There are no private beaches in Barbados.
General Manager of the National Conservation Commission (NCC), Keith Neblett, made this clear today, and emphasised that the Barbadian public still had total access to the beaches across the island.
He made these comments against the backdrop of an ongoing dispute between the management of the Crane Beach Hotel and beach vendors.
Speaking during an interview with the Barbados Government Information Service, Mr. Neblett said: “Under the NCC Act Cap 393, beach is defined as the land adjoining the foreshore of Barbados and extending not beyond 33 meters beyond the landward limit of the foreshore.”
However, he said, from “time to time” beaches got bigger and smaller based on the weather, resulting in changes to the high water mark.

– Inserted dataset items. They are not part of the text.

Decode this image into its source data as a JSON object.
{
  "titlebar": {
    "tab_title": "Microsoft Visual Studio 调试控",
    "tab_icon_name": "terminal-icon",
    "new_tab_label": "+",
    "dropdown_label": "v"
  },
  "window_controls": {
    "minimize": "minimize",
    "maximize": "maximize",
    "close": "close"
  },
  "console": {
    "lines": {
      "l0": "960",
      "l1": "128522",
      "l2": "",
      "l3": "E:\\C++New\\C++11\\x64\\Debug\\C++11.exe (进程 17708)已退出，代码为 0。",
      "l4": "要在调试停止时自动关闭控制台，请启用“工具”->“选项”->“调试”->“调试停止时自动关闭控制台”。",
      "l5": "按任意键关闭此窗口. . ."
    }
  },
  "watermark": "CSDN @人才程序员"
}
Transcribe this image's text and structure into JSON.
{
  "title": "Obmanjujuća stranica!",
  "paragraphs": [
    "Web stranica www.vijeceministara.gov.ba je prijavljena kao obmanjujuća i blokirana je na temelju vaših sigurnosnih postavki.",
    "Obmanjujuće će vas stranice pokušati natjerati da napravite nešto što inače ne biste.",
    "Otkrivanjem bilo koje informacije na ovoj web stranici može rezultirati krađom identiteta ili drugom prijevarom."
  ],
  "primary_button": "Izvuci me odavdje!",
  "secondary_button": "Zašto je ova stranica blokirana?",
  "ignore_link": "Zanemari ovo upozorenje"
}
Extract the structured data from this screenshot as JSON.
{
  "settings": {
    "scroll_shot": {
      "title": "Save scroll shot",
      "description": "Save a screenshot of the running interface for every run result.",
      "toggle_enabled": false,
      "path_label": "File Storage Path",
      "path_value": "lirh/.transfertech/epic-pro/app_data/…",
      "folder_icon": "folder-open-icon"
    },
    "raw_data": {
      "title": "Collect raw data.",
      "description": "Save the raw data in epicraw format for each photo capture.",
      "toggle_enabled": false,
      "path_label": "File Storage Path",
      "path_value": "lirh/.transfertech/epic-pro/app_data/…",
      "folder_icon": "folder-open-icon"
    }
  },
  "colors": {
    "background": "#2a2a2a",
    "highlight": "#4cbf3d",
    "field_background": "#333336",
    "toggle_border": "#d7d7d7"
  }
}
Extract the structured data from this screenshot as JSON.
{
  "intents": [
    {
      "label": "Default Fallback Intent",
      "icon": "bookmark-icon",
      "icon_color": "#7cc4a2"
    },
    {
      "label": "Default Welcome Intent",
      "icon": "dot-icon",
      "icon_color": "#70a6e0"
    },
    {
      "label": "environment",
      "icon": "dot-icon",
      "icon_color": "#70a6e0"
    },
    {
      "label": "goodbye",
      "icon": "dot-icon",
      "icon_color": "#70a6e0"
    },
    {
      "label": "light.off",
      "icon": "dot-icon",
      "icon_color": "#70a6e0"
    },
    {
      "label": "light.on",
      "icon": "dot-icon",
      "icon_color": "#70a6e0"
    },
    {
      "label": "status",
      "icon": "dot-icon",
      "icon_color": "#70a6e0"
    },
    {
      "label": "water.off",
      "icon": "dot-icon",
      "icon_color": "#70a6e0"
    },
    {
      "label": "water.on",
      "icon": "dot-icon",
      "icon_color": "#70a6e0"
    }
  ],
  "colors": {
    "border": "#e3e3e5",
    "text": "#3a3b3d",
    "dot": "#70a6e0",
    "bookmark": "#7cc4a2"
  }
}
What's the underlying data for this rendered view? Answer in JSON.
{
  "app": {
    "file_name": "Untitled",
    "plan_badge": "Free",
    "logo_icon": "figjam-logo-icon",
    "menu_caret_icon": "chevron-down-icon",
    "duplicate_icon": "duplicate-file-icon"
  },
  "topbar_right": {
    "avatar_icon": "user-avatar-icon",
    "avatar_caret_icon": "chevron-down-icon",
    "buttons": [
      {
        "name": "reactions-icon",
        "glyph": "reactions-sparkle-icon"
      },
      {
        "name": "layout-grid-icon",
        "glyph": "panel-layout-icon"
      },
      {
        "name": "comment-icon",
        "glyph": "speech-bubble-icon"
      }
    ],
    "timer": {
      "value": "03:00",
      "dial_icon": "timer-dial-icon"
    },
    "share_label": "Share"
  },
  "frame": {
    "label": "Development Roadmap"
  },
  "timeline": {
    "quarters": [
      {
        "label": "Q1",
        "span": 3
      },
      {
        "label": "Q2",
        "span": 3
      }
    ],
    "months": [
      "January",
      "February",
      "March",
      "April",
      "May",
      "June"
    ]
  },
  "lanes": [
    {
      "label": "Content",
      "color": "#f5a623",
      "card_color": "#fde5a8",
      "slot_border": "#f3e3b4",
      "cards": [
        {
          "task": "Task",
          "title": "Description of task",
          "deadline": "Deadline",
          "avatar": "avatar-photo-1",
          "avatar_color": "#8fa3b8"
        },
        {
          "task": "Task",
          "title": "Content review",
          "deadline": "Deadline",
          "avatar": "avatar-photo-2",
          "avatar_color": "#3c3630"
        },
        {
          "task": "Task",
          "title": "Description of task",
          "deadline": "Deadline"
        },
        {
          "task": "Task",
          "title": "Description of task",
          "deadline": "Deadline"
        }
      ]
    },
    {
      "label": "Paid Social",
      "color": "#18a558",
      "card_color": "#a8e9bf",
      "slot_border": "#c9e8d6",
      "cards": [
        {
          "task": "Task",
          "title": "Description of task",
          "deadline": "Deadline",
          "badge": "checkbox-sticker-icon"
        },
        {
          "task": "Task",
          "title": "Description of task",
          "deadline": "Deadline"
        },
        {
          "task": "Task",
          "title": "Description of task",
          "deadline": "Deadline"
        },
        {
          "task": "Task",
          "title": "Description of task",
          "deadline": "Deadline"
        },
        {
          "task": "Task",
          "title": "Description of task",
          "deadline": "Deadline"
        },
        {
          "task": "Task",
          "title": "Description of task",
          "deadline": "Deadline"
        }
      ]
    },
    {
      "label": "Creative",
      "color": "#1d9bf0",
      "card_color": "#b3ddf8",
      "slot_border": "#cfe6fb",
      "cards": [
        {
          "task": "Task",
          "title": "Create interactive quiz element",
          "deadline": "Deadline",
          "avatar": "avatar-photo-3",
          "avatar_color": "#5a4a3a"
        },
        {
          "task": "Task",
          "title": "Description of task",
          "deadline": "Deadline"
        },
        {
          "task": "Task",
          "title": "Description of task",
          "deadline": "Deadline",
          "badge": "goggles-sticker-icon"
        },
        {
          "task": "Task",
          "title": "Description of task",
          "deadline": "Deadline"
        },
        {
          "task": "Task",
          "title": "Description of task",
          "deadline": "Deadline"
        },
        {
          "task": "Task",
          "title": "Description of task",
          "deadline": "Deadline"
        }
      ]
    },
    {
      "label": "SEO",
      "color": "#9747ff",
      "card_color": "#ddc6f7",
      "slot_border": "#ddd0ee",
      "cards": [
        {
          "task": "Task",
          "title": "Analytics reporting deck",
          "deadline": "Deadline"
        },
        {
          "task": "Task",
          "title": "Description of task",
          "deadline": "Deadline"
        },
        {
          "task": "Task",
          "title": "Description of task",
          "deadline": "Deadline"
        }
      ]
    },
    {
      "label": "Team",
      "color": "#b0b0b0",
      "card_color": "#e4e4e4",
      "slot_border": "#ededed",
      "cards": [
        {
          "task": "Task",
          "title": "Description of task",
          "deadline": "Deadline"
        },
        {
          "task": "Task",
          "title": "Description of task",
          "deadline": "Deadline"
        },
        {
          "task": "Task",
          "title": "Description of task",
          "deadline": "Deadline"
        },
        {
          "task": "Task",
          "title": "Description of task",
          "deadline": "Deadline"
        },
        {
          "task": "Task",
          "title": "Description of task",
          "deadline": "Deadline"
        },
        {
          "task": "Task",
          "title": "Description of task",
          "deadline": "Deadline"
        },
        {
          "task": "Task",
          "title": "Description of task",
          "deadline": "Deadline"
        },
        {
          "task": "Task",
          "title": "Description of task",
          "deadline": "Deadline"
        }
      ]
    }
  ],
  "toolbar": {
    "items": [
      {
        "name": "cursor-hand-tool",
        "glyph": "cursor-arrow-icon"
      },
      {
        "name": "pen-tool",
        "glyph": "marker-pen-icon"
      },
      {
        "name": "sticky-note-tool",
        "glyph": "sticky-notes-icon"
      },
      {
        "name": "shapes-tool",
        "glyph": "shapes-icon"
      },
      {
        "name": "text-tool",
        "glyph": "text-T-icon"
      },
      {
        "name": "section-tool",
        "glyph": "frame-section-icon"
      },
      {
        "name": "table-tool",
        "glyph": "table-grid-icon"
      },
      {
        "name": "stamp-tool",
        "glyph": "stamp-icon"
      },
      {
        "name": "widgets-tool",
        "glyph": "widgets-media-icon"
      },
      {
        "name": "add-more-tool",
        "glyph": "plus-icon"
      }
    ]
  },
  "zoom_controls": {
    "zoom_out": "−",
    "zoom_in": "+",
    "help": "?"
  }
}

The General Manager explained that once the high water mark was established, the NCC Act defined 100 feet from the high water mark as beach.
However, he noted that over the years, some beaches, including the Crane, which was once recognised for being one of the widest beaches in the world, had narrowed, making them smaller. As a result, Mr. Neblett indicated, the NCC was currently in the process of re-establishing what was a public beach.
“We are going to get the Chief Surveyor from the Ministry of Housing and Lands in a week’s time to establish that clear area of what is beach. After that is established, there would be no doubt for any person who wants to use the beach at the Crane or any other beach….as to what the public has access to,” he stated.
He further noted that the NCC’s function was to control, maintain and develop the public parks, public gardens and beaches of Barbados. In doing so, the General Manager explained, the NCC also issued licences to vendors for a range of activities, such as clothing, jewellery, hair braiding, handicraft, water sports, arts and craft, souvenirs, wire craft, beach chair rentals and umbrellas.
“Over the years, the Commission has identified specific areas on the beach where the vendors can ply their trade…. You will find instances where there is clothing and hair braiding, we have had vendors placed directly in front of hotels,” Mr. Neblett said.
He noted that several hotels had also built kiosks at their establishments and at their own expense for the betterment of vendors plying their trade.
Emphasising that the NCC took the granting of licences to beach vendors “very seriously”, the General Manager pointed out that the documents were not transferrable, and that persons desirous of plying their trade on beaches or in parks had to first fill out a form, produce a Police Certificate of Character and references.
In addition, he said, the NCC also conducted its own checks on the proposed venture before a licence is granted. “The NCC has never issued a licence to operate on anybody’s private property,” he stressed.
With regard to the rental of beach chairs, Mr. Neblett stated that the NCC has always allowed businesses and hotels with beach front properties the opportunity to have chairs to complement the services offered to their clients.
However, he stressed those chairs would be for guests and not for rental. Any transactions related to the cost for the use of the chair, he stated, must be done on the hotel’s property. “On the other hand, the licence granted to vendors are issued with the [understanding] that they can rent the chairs,” he said.
There are currently 256 registered vendors across the island, of which 90 are active and operating from 35 locations.